Berühmte Tänzerinnen #7: Jin Xing

Jin Xing (1967-heute)

Bei der heute vorgestellten Tänzerin Jin Xing aus China geht es nicht nur um ihre tänzerischen Fähigkeiten. Jin Xing symbolisiert neben ihrer herausragenden Leistung als Tänzerin auch die Transgender-Debatte der heutigen Zeit. Jin ist die erste Chinesin, die sich einer von der Volksrepublik China offiziell akzeptierten Geschlechtsumwandlung unterzogen hat. In ihrem Leben hat sie sich somit gleich mehrere Träume selbst erfüllt: sie ist berühmt als chinesische Tänzerin und Choreographin, sie lebt seit ihrem 28ten Lebensjahr ihre Identität als Frau aus, und sie hat sich ihren Traum erfüllt, Mutter zu werden.

Jin Xing und ihr unbändiger Wille

Zunächst kam Jin Xing jedoch als Sohn koreanisch-stämmiger Eltern in Shenyang zur Welt. Und begann von klein auf, ihrer Karriere als Tänzerin nachzueifern. Schon mit vier stand sie regelmäßig auf der Bühne. Mit neun Jahren begann sie schließlich eine Tanzausbildung bei der chinesischen Armee. Diese ermöglichte ihr wenig später ein Stipendium für die USA, wo Jin modernen Tanz studierte. Ihre Tanzausbildung hat sie körperlich und geistig gestärkt und gut vorbereitet auf die Hürden des Alltaglebens.

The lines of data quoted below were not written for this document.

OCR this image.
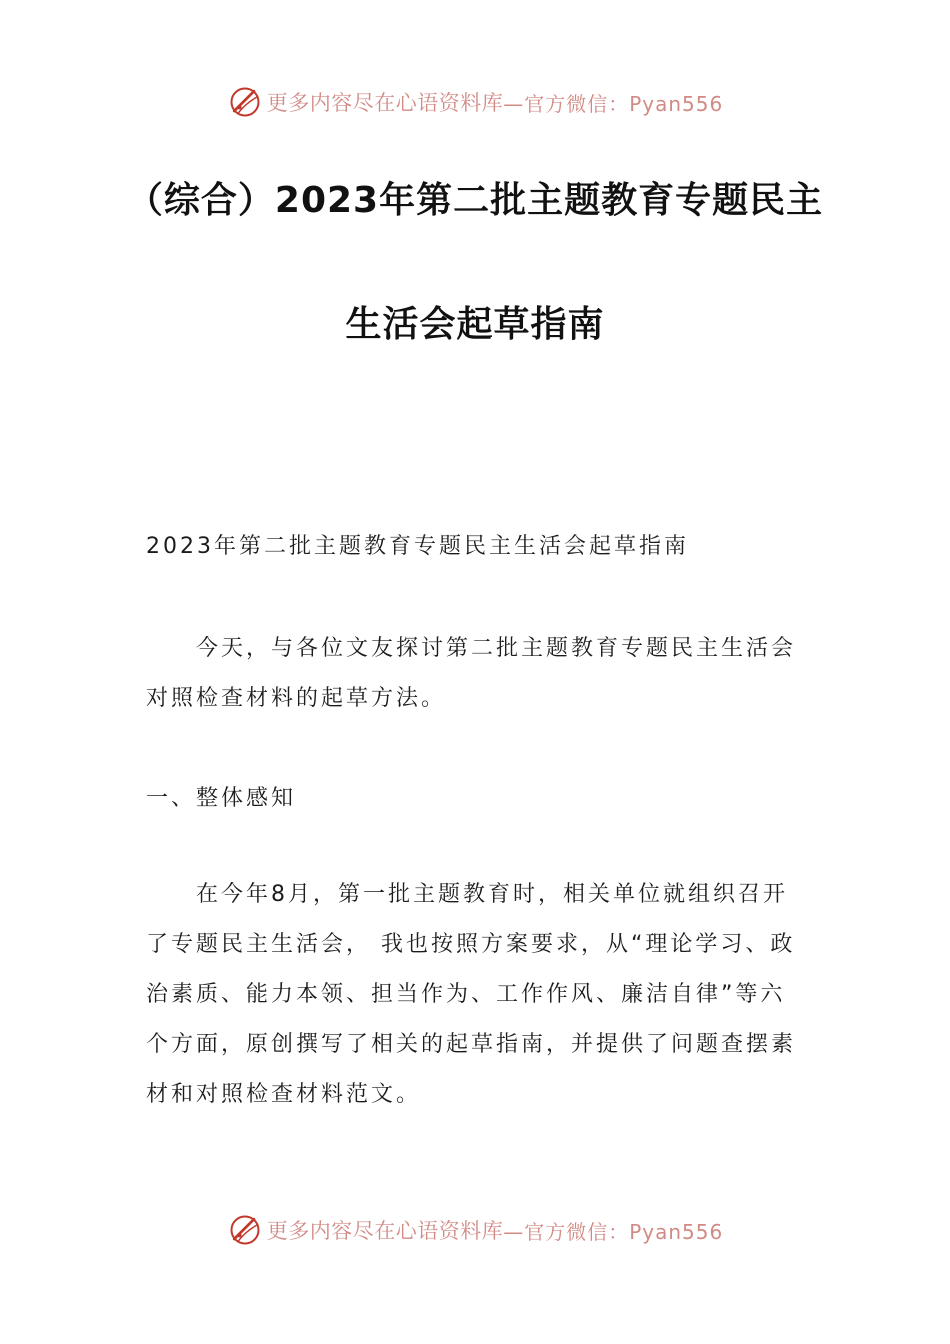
更多内容尽在心语资料库 —官方微信：Pyan556
（综合）2023年第二批主题教育专题民主
生活会起草指南
2023年第二批主题教育专题民主生活会起草指南
今天，与各位文友探讨第二批主题教育专题民主生活会对照检查材料的起草方法。
一、整体感知
在今年8月，第一批主题教育时，相关单位就组织召开了专题民主生活会， 我也按照方案要求，从“理论学习、政治素质、能力本领、担当作为、工作作风、廉洁自律”等六个方面，原创撰写了相关的起草指南，并提供了问题查摆素材和对照检查材料范文。
更多内容尽在心语资料库 —官方微信：Pyan556
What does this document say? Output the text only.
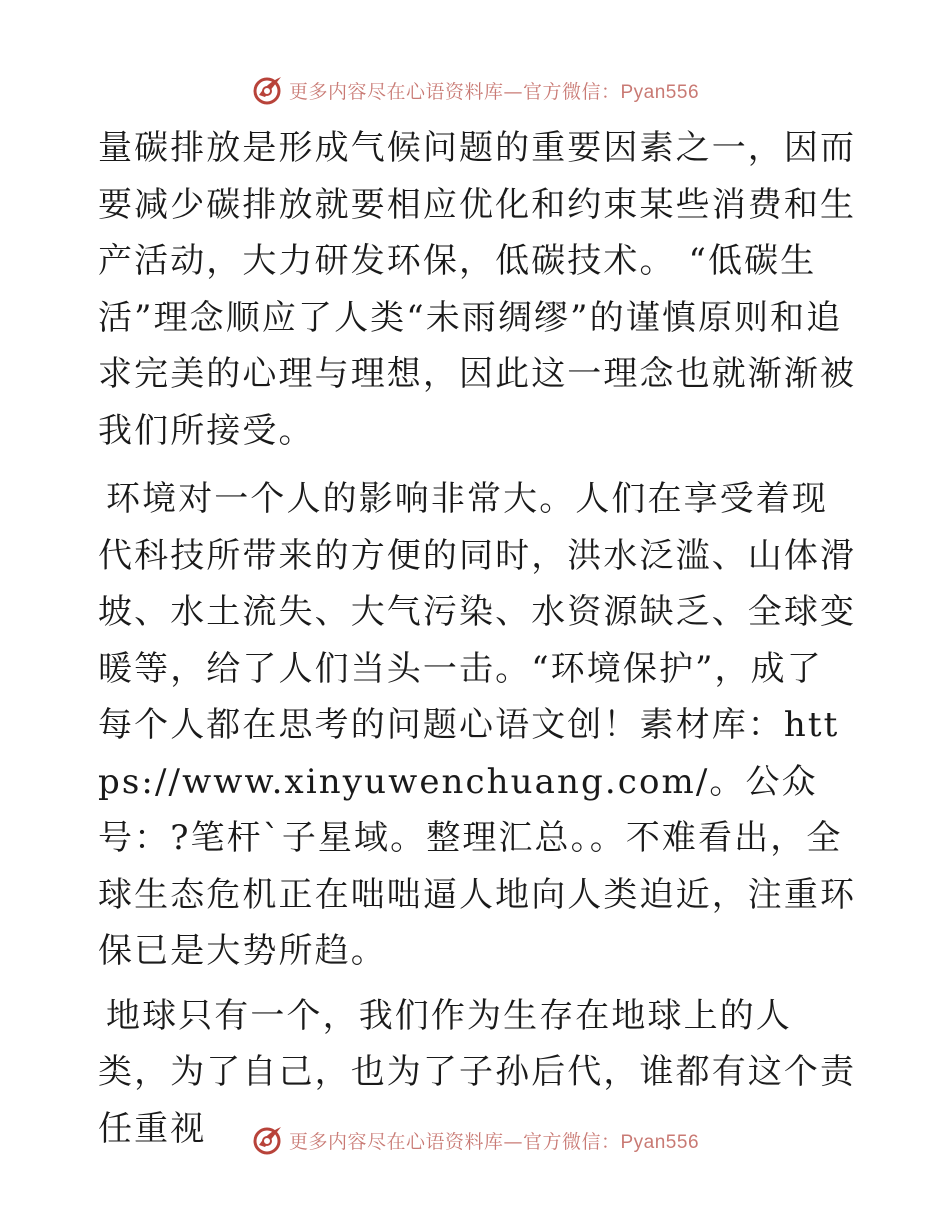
更多内容尽在心语资料库—官方微信：Pyan556

量碳排放是形成气候问题的重要因素之一，因而要减少碳排放就要相应优化和约束某些消费和生产活动，大力研发环保，低碳技术。 “低碳生活”理念顺应了人类“未雨绸缪”的谨慎原则和追求完美的心理与理想，因此这一理念也就渐渐被我们所接受。

环境对一个人的影响非常大。人们在享受着现代科技所带来的方便的同时，洪水泛滥、山体滑坡、水土流失、大气污染、水资源缺乏、全球变暖等，给了人们当头一击。“环境保护”，成了每个人都在思考的问题心语文创！素材库：https://www.xinyuwenchuang.com/。公众号：?笔杆`子星域。整理汇总。。不难看出，全球生态危机正在咄咄逼人地向人类迫近，注重环保已是大势所趋。

地球只有一个，我们作为生存在地球上的人类，为了自己，也为了子孙后代，谁都有这个责任重视	更多内容尽在心语资料库—官方微信：Pyan556
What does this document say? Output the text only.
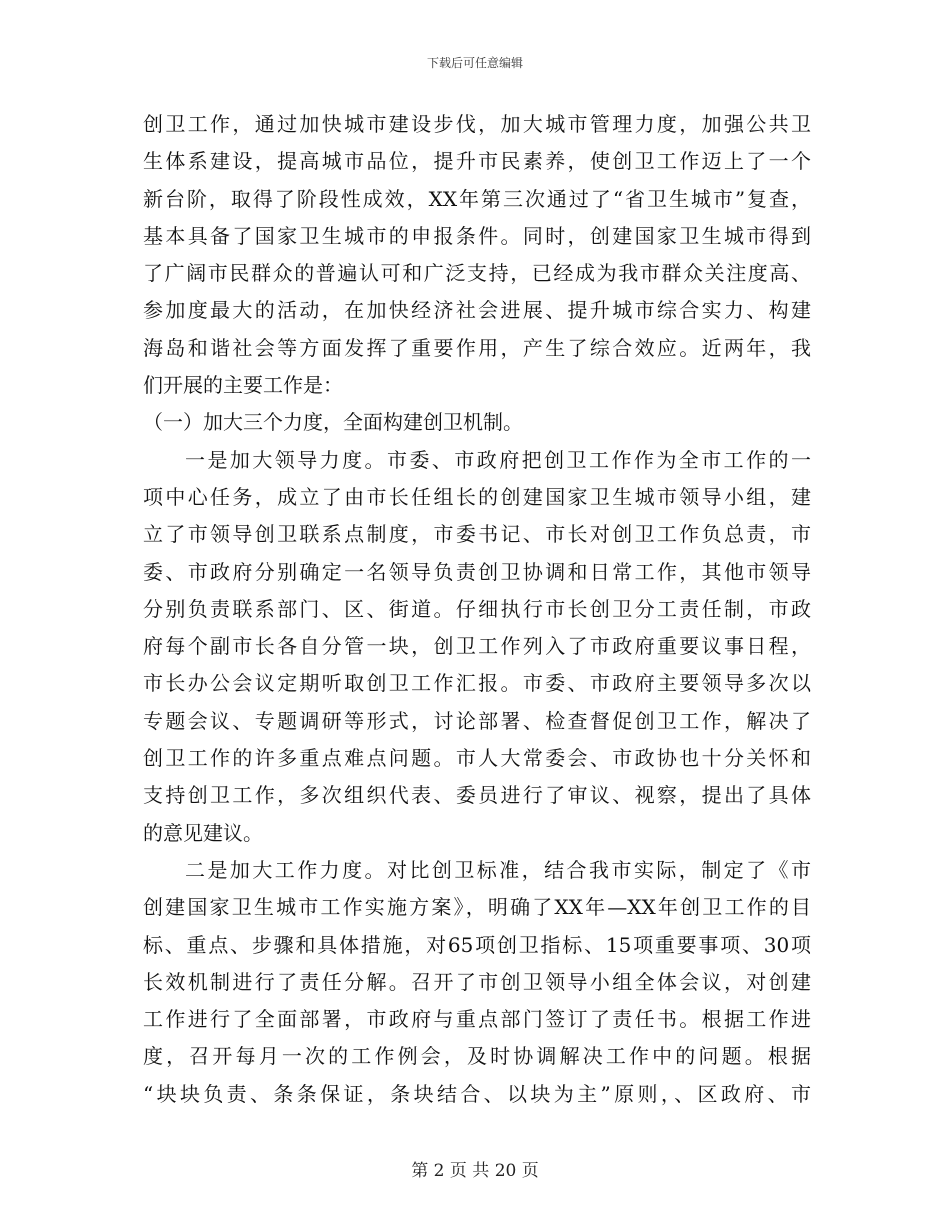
下载后可任意编辑
创卫工作，通过加快城市建设步伐，加大城市管理力度，加强公共卫
生体系建设，提高城市品位，提升市民素养，使创卫工作迈上了一个
新台阶，取得了阶段性成效，XX年第三次通过了“省卫生城市”复查，
基本具备了国家卫生城市的申报条件。同时，创建国家卫生城市得到
了广阔市民群众的普遍认可和广泛支持，已经成为我市群众关注度高、
参加度最大的活动，在加快经济社会进展、提升城市综合实力、构建
海岛和谐社会等方面发挥了重要作用，产生了综合效应。近两年，我
们开展的主要工作是：
（一）加大三个力度，全面构建创卫机制。
一是加大领导力度。市委、市政府把创卫工作作为全市工作的一
项中心任务，成立了由市长任组长的创建国家卫生城市领导小组，建
立了市领导创卫联系点制度，市委书记、市长对创卫工作负总责，市
委、市政府分别确定一名领导负责创卫协调和日常工作，其他市领导
分别负责联系部门、区、街道。仔细执行市长创卫分工责任制，市政
府每个副市长各自分管一块，创卫工作列入了市政府重要议事日程，
市长办公会议定期听取创卫工作汇报。市委、市政府主要领导多次以
专题会议、专题调研等形式，讨论部署、检查督促创卫工作，解决了
创卫工作的许多重点难点问题。市人大常委会、市政协也十分关怀和
支持创卫工作，多次组织代表、委员进行了审议、视察，提出了具体
的意见建议。
二是加大工作力度。对比创卫标准，结合我市实际，制定了《市
创建国家卫生城市工作实施方案》，明确了XX年—XX年创卫工作的目
标、重点、步骤和具体措施，对65项创卫指标、15项重要事项、30项
长效机制进行了责任分解。召开了市创卫领导小组全体会议，对创建
工作进行了全面部署，市政府与重点部门签订了责任书。根据工作进
度，召开每月一次的工作例会，及时协调解决工作中的问题。根据
“块块负责、条条保证，条块结合、以块为主”原则，、区政府、市
第 2 页 共 20 页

„Children have a lot of fantasy. Everything can be possible. Just wait and see what could happen.“

Jin ist eine selbstbewusste, zufriedene Frau. Sie ist stark und zeigt einen unbändigen Willen. In dem Interview „China 2017 – An Insight An Idea with Jin Xing“ bekräftigt sie ihre Liebe und ihre Zugehörigkeit zu China, die sie auch nach mehrjährigen Auslandserfahrungen in den USA und Europa nie vergessen hat. Herausforderungen und Schwierigkeiten in ihrem Land und ihrem Leben geht sie mit Charme und Humor gewappnet entgegen.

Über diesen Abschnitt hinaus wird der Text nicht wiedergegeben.